The Iowa caucuses are tonight and Super Tuesday primaries are now a month away. Slate’s Molly Olmstead provides a briefing on how the archaic caucus process works — in Iowa, at least. Speculation on how the Iowa caucuses will shake out for Democrats is pointless, but it will fill cable news hours between now and when we actually know anything tonight.
February’s arrival brings with it groundhogs and candidates’ Federal Election Commission filings from the fourth quarter of 2019 (due by the end of January). Open Secrets’ Anna Massoglia else was checking out Donald Trump’s October though December filing over the weekend. No surprise, Trump is using campaign donations to line his family’s pockets.
This news is nearly lost in the crush of Iowa reporting and stories about the remaining Senate impeachment proceedings. Since we are numbed to Trump’s self-dealing, the New York Times mentioned Trump’s campaign profits Saturday almost as a footnote:
The Trump campaign spent about $194,000 at Trump-owned properties. The filings show that the groups supporting Mr. Trump’s re-election together made 150 separate payments to Trump-owned entities and properties, totaling nearly $600,000 for the three-month period, and $1.7 million for the year.

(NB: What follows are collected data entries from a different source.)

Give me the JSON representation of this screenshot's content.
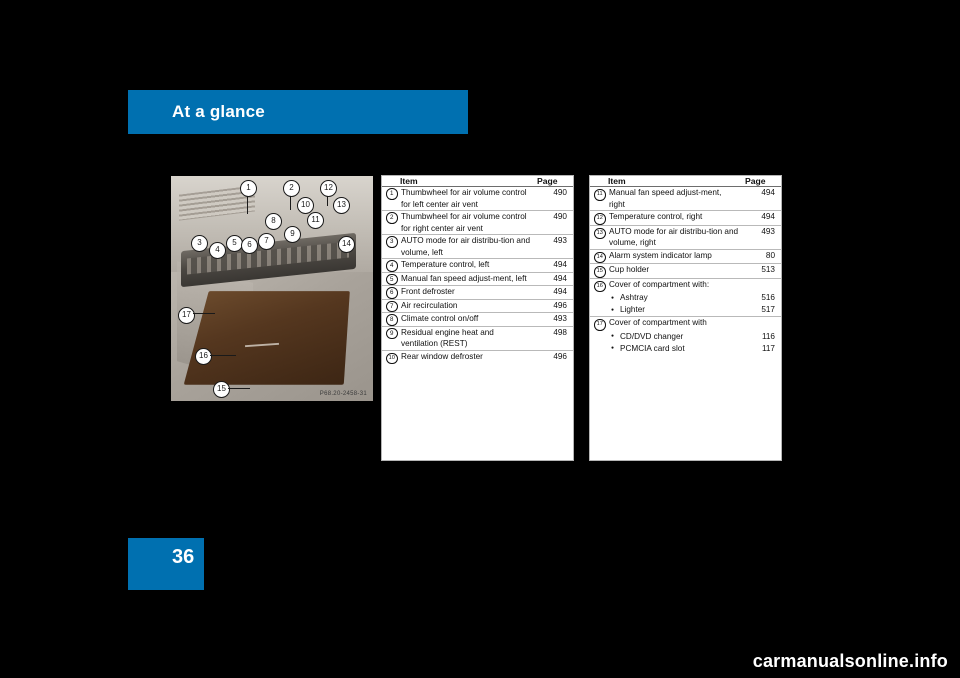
{
  "header": {
    "title": "At a glance"
  },
  "page_number": "36",
  "illustration": {
    "credit": "P68.20-2458-31",
    "callouts": [
      "1",
      "2",
      "12",
      "8",
      "10",
      "11",
      "13",
      "3",
      "4",
      "5",
      "6",
      "7",
      "9",
      "14",
      "17",
      "16",
      "15"
    ]
  },
  "tables": [
    {
      "headers": {
        "item": "Item",
        "page": "Page"
      },
      "rows": [
        {
          "num": "1",
          "text": "Thumbwheel for air volume control for left center air vent",
          "page": "490"
        },
        {
          "num": "2",
          "text": "Thumbwheel for air volume control for right center air vent",
          "page": "490"
        },
        {
          "num": "3",
          "text": "AUTO mode for air distribu-tion and volume, left",
          "page": "493"
        },
        {
          "num": "4",
          "text": "Temperature control, left",
          "page": "494"
        },
        {
          "num": "5",
          "text": "Manual fan speed adjust-ment, left",
          "page": "494"
        },
        {
          "num": "6",
          "text": "Front defroster",
          "page": "494"
        },
        {
          "num": "7",
          "text": "Air recirculation",
          "page": "496"
        },
        {
          "num": "8",
          "text": "Climate control on/off",
          "page": "493"
        },
        {
          "num": "9",
          "text": "Residual engine heat and ventilation (REST)",
          "page": "498"
        },
        {
          "num": "10",
          "text": "Rear window defroster",
          "page": "496"
        }
      ]
    },
    {
      "headers": {
        "item": "Item",
        "page": "Page"
      },
      "rows": [
        {
          "num": "11",
          "text": "Manual fan speed adjust-ment, right",
          "page": "494"
        },
        {
          "num": "12",
          "text": "Temperature control, right",
          "page": "494"
        },
        {
          "num": "13",
          "text": "AUTO mode for air distribu-tion and volume, right",
          "page": "493"
        },
        {
          "num": "14",
          "text": "Alarm system indicator lamp",
          "page": "80"
        },
        {
          "num": "15",
          "text": "Cup holder",
          "page": "513"
        },
        {
          "num": "16",
          "text": "Cover of compartment with:",
          "page": "",
          "subs": [
            {
              "text": "Ashtray",
              "page": "516"
            },
            {
              "text": "Lighter",
              "page": "517"
            }
          ]
        },
        {
          "num": "17",
          "text": "Cover of compartment with",
          "page": "",
          "subs": [
            {
              "text": "CD/DVD changer",
              "page": "116"
            },
            {
              "text": "PCMCIA card slot",
              "page": "117"
            }
          ]
        }
      ]
    }
  ],
  "watermark": "carmanualsonline.info",
  "colors": {
    "accent": "#0070b0",
    "background": "#000000",
    "paper": "#ffffff"
  }
}
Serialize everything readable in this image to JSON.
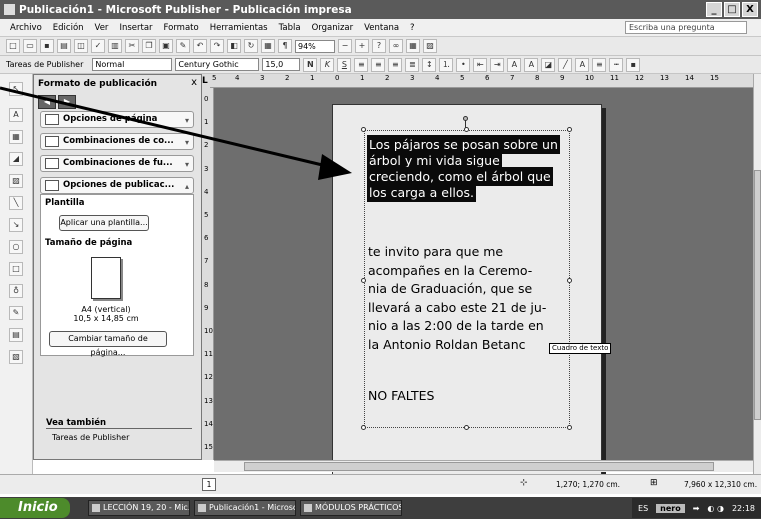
{
  "window": {
    "title": "Publicación1 - Microsoft Publisher - Publicación impresa",
    "min": "_",
    "max": "□",
    "close": "X"
  },
  "menu": {
    "items": [
      "Archivo",
      "Edición",
      "Ver",
      "Insertar",
      "Formato",
      "Herramientas",
      "Tabla",
      "Organizar",
      "Ventana",
      "?"
    ],
    "ask": "Escriba una pregunta"
  },
  "toolbar": {
    "zoom": "94%",
    "publisher_tasks": "Tareas de Publisher",
    "style": "Normal",
    "font": "Century Gothic",
    "size": "15,0"
  },
  "taskpane": {
    "title": "Formato de publicación",
    "close": "x",
    "sections": [
      "Opciones de página",
      "Combinaciones de co...",
      "Combinaciones de fu...",
      "Opciones de publicac..."
    ],
    "plantilla_label": "Plantilla",
    "apply_template": "Aplicar una plantilla...",
    "page_size_label": "Tamaño de página",
    "paper_name": "A4 (vertical)",
    "paper_size": "10,5 x 14,85 cm",
    "change_size": "Cambiar tamaño de página...",
    "see_also": "Vea también",
    "see_also_link": "Tareas de Publisher"
  },
  "ruler": {
    "h_ticks": [
      "5",
      "4",
      "3",
      "2",
      "1",
      "0",
      "1",
      "2",
      "3",
      "4",
      "5",
      "6",
      "7",
      "8",
      "9",
      "10",
      "11",
      "12",
      "13",
      "14",
      "15"
    ],
    "v_ticks": [
      "0",
      "1",
      "2",
      "3",
      "4",
      "5",
      "6",
      "7",
      "8",
      "9",
      "10",
      "11",
      "12",
      "13",
      "14",
      "15"
    ]
  },
  "document": {
    "selected_text": "Los pájaros se posan sobre un árbol y mi vida sigue creciendo, como el árbol que los carga a ellos.",
    "body_lines": [
      "te invito para que me",
      "acompañes en la Ceremo-",
      "nia de Graduación, que se",
      "llevará a cabo este 21 de ju-",
      "nio a las 2:00 de la tarde en",
      "la Antonio Roldan Betanc"
    ],
    "closing": "NO FALTES",
    "tooltip": "Cuadro de texto"
  },
  "status": {
    "page": "1",
    "position": "1,270; 1,270 cm.",
    "size": "7,960 x 12,310 cm."
  },
  "taskbar": {
    "start": "Inicio",
    "tasks": [
      "LECCIÓN 19, 20 - Mic...",
      "Publicación1 - Microso...",
      "MÓDULOS PRÁCTICOS"
    ],
    "lang": "ES",
    "tray_app": "nero",
    "time": "22:18"
  }
}
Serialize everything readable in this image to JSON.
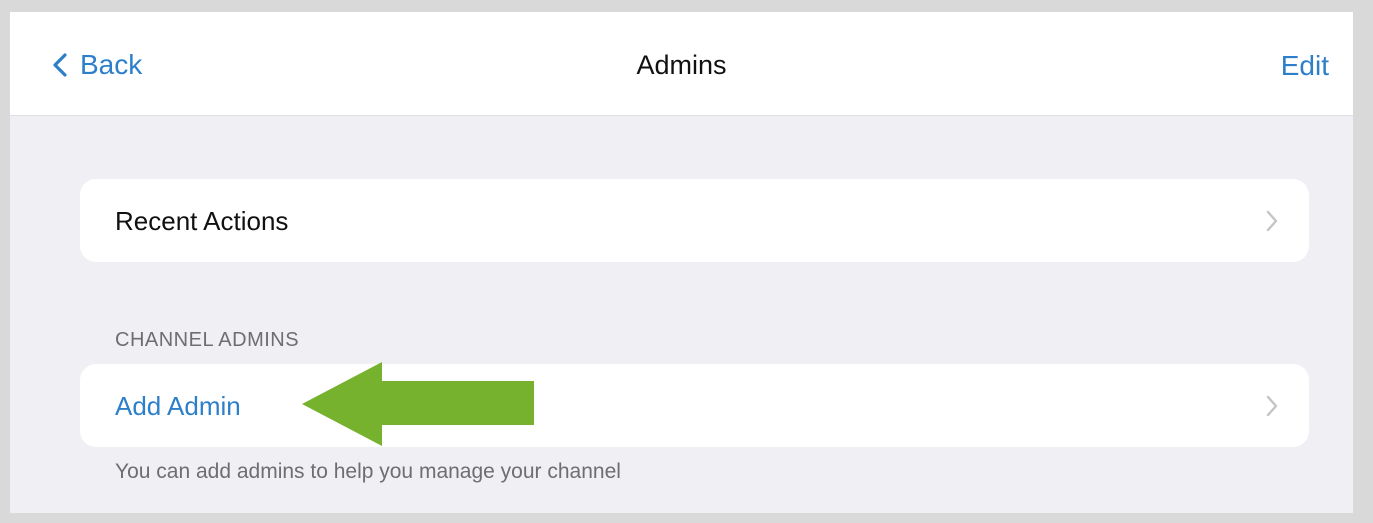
{
  "navbar": {
    "back_label": "Back",
    "title": "Admins",
    "edit_label": "Edit"
  },
  "recent_actions": {
    "label": "Recent Actions"
  },
  "channel_admins": {
    "section_header": "CHANNEL ADMINS",
    "add_admin_label": "Add Admin",
    "footer_note": "You can add admins to help you manage your channel"
  },
  "icons": {
    "back": "chevron-left-icon",
    "disclosure": "chevron-right-icon",
    "annotation": "green-arrow"
  },
  "colors": {
    "accent": "#2e7fc9",
    "background": "#efeff4",
    "annotation": "#77b22f"
  }
}
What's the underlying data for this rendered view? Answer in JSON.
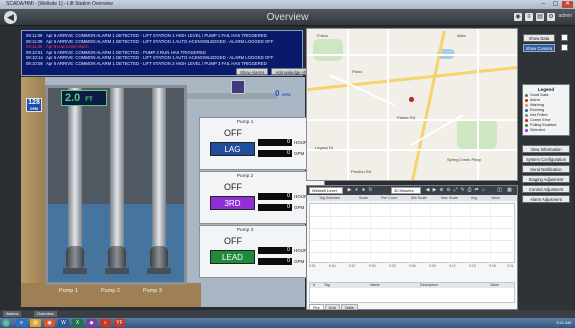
{
  "window": {
    "title": "SCADA/HMI - [Wellsite 1] - Lift Station Overview",
    "controls": [
      "–",
      "▢",
      "✕"
    ]
  },
  "header": {
    "title": "Overview",
    "back": "◀",
    "user": "admin",
    "icons": [
      "◉",
      "≡",
      "▤",
      "⚙"
    ]
  },
  "alarms": {
    "rows": [
      {
        "date": "Apr 6",
        "time": "09:11:09",
        "text": "ARRIVE: COMMON ALARM 1 DETECTED - LIFT STATION 1 HIGH LEVEL / PUMP 1 FAIL HAS TRIGGERED",
        "color": "white"
      },
      {
        "date": "Apr 6",
        "time": "09:11:09",
        "text": "ARRIVE: COMMON ALARM 1 DETECTED - LIFT STATION 1 AUTO-ACKNOWLEDGED - ALARM LOGGED OFF",
        "color": "white"
      },
      {
        "date": "Apr 6",
        "time": "09:11:06",
        "text": "Low Level Alarm",
        "color": "red"
      },
      {
        "date": "Apr 6",
        "time": "09:10:51",
        "text": "ARRIVE: COMMON ALARM 1 DETECTED - PUMP 2 RUN HAS TRIGGERED",
        "color": "white"
      },
      {
        "date": "Apr 6",
        "time": "09:10:14",
        "text": "ARRIVE: COMMON ALARM 1 DETECTED - LIFT STATION 1 AUTO-ACKNOWLEDGED - ALARM LOGGED OFF",
        "color": "white"
      },
      {
        "date": "Apr 6",
        "time": "09:10:08",
        "text": "ARRIVE: COMMON ALARM 1 DETECTED - LIFT STATION 2 HIGH LEVEL / PUMP 3 FAIL HAS TRIGGERED",
        "color": "white"
      }
    ],
    "btn_show": "Show Alarms",
    "btn_ack": "Acknowledge All"
  },
  "scene": {
    "level_value": "2.0",
    "level_unit": "FT",
    "inflow_value": "128",
    "inflow_unit": "GPM",
    "discharge_value": "0",
    "discharge_unit": "GPM",
    "pump_labels": [
      "Pump 1",
      "Pump 2",
      "Pump 3"
    ]
  },
  "pumps": [
    {
      "name": "Pump 1",
      "state": "OFF",
      "mode": "LAG",
      "hours": "0",
      "hours_unit": "HOURS",
      "flow": "0",
      "flow_unit": "GPM",
      "color": "#1f4f9c",
      "text_color": "#ffffff"
    },
    {
      "name": "Pump 2",
      "state": "OFF",
      "mode": "3RD",
      "hours": "0",
      "hours_unit": "HOURS",
      "flow": "0",
      "flow_unit": "GPM",
      "color": "#8f2fd8",
      "text_color": "#ffffff"
    },
    {
      "name": "Pump 3",
      "state": "OFF",
      "mode": "LEAD",
      "hours": "0",
      "hours_unit": "HOURS",
      "flow": "0",
      "flow_unit": "GPM",
      "color": "#1e8a3c",
      "text_color": "#ffffff"
    }
  ],
  "right_panel": {
    "show_data": "Show Data",
    "show_camera": "Show Camera",
    "legend_title": "Legend",
    "legend_items": [
      {
        "label": "Good Data",
        "color": "#2f8a2f"
      },
      {
        "label": "Alarm",
        "color": "#d22020"
      },
      {
        "label": "Warning",
        "color": "#e0a020"
      },
      {
        "label": "Running",
        "color": "#2f5ea8"
      },
      {
        "label": "Not Polled",
        "color": "#888888"
      },
      {
        "label": "Comm Error",
        "color": "#d22020"
      },
      {
        "label": "Polling Enabled",
        "color": "#2f8a2f"
      },
      {
        "label": "Selected",
        "color": "#8f2fd8"
      }
    ],
    "nav": [
      "View Information",
      "System Configuration",
      "Send Notification",
      "Staging Adjusment",
      "Control Adjusment",
      "Alarm Adjusment"
    ]
  },
  "trend": {
    "select_value": "Wetwell Level",
    "select2_value": "30 Minutes",
    "tool_icons": [
      "▶",
      "⏸",
      "⏹",
      "↻",
      "◀",
      "▶",
      "⊕",
      "⊖",
      "⤢",
      "✎",
      "⎙",
      "⇄",
      "⌂",
      "◫",
      "▦"
    ],
    "header_cols": [
      "Tag Selected",
      "Scale",
      "Pen Color",
      "Min Scale",
      "Max Scale",
      "Avg",
      "Value"
    ],
    "time_ticks": [
      "8:51",
      "8:54",
      "8:57",
      "9:00",
      "9:03",
      "9:06",
      "9:09",
      "9:12",
      "9:15",
      "9:18",
      "9:21"
    ],
    "grid_cols": [
      "#",
      "Tag",
      "Name",
      "Description",
      "Value"
    ],
    "tabs": [
      "Plot",
      "Grid",
      "Table"
    ]
  },
  "footer": {
    "tabs": [
      "Alarms",
      "Overview"
    ]
  },
  "taskbar": {
    "apps": [
      {
        "icon": "e",
        "color": "#2d6fbf"
      },
      {
        "icon": "▤",
        "color": "#d9a42a"
      },
      {
        "icon": "◉",
        "color": "#e0562c"
      },
      {
        "icon": "W",
        "color": "#2b579a"
      },
      {
        "icon": "X",
        "color": "#217346"
      },
      {
        "icon": "◆",
        "color": "#7b3fa0"
      },
      {
        "icon": "◐",
        "color": "#c23b22"
      },
      {
        "icon": "YF",
        "color": "#c0392b"
      }
    ],
    "clock": "9:21 AM"
  },
  "map": {
    "labels": [
      "Plano",
      "Frisco",
      "Allen",
      "Parker Rd",
      "Legacy Dr",
      "Spring Creek Pkwy",
      "Preston Rd"
    ]
  }
}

Most of the campaign’s spending went to digital ads, but there was also $1.4 million in legal fees the campaign spent to defend Trump from various legal actions against him. Some of those legal fees went to the Trump Organization.
I spent Sunday morning examining filings from some federal candidates in North Carolina. Five Democrats have filed to contest the NC-11 seat Republican Mark Meadows is vacating. The U.S. Senate race against incumbent Republican Thom Tillis has four Democrats running. The Super Tuesday primary on March 3rd should settle who will run in November, but cash-on-hand is a leading indicator — though not necessarily of the candidate’s qualifications for the job.
Like it or not, the ability to raise money is as much a measure of a candidate’s viability as how many people will stand in her/his corner of a gymnasium on a cold winter’s night in Iowa.
Many a rookie candidate files for office unaware of what it takes to be competitive. A friend once asked me to drop by the event of a Democrat running for Congress in bright-red South Carolina. They were under a pop-up in an empty parking lot. The candidate’s wife had heard I’d been involved with a congressional race before. She asked with hesitation how much it cost.
If you have to ask…. This was not going to go well, so I low-balled and said, “1.1.”
“Million?” she asked in a dejected tone.
That was then. As I reported last May, the average cost for a Democrat to flip a congressional seat in 2018 was $5.5 million.